If you have tall plants which are going to need propping up in summer, put in the plant stakes and supports now while the soil is still soft before perennials produce too much leafy growth to make staking more difficult.

Create a wigwam for sweet peas, which can be planted out now.

Create container displays

It’s still a little early to plant your annual bedding for container displays, but if you want to make a head start on hanging baskets, make sure you keep them sheltered under cover – bringing them into the greenhouse or under a porch in the evening until all danger of frost has passed – and putting them outside again during the day when the weather is warmer, to help them harden off.

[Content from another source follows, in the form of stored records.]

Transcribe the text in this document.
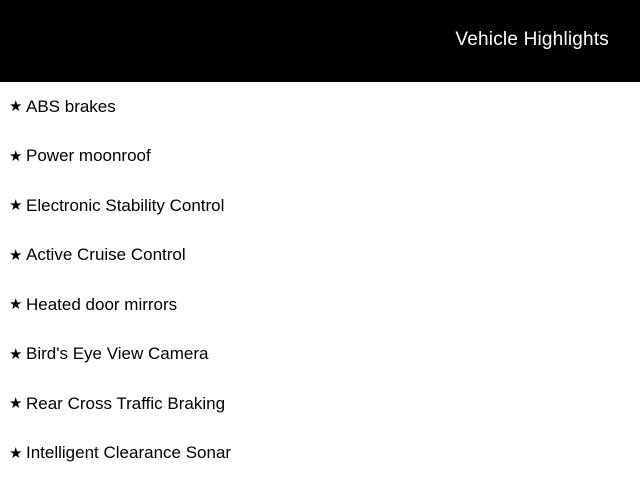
Vehicle Highlights
★ ABS brakes
★ Power moonroof
★ Electronic Stability Control
★ Active Cruise Control
★ Heated door mirrors
★ Bird's Eye View Camera
★ Rear Cross Traffic Braking
★ Intelligent Clearance Sonar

If you don’t have time to grow from seed, there are plenty of trays of annuals in garden centres now, but hang fire on planting them outside until the end of May, especially in cooler areas, otherwise you may lose some to a late frost.

Of course, you could grow perennials in containers, which should be ok to plant now and will hopefully come back year after year.

Boost your lawn

Spring is the time to feed your lawn so it will be at its best in summer. You can buy spring and summer lawn feeds which contain more nitrogen for leafier growth, but if you live in a very cold area you may want to wait until early May to do this.

If you’ve already given your lawn the first cut of the season and have noticed a thick layer of moss or weeds, remove the moss with a scarifier – if you’re careful and you haven’t treated it with moss killer, you may be able to line your hanging baskets with it.

Fix bare patches

If you have bare patches on your lawn, overseed them now before the hot, dry weather kicks in. Loosen the surface of compacted soil with a rake, then mix a handful of grass seed with some seed compost and sprinkle it thinly over the area, water it in well and make a boundary around it with string and pea sticks to stop people walking on it.

You can mow around the reseeded area but leave the newly seeded part until the grass has grown to about 4cm, at which point you could carefully give it a little haircut with shears, letting it establish for a bit longer before mowing as usual.

Clean the patio

Remove weeds from between paving with a knife, or you can buy wire-bristled brushes specifically designed to remove weeds, debris and moss from the grooves and crevices of block paving.

If you are averse to jet-washing your patio, for fear that you’ll remove the pointing as you go, there are products which claim to be able to clean paving and remove black spot and other debris – but check that they are compatible with the type of stone you have and do a little tester on a small area of paving before you start.

Also, make sure that any solution you use is animal-friendly.

National Gardening Week runs from Apr 27 to May 3.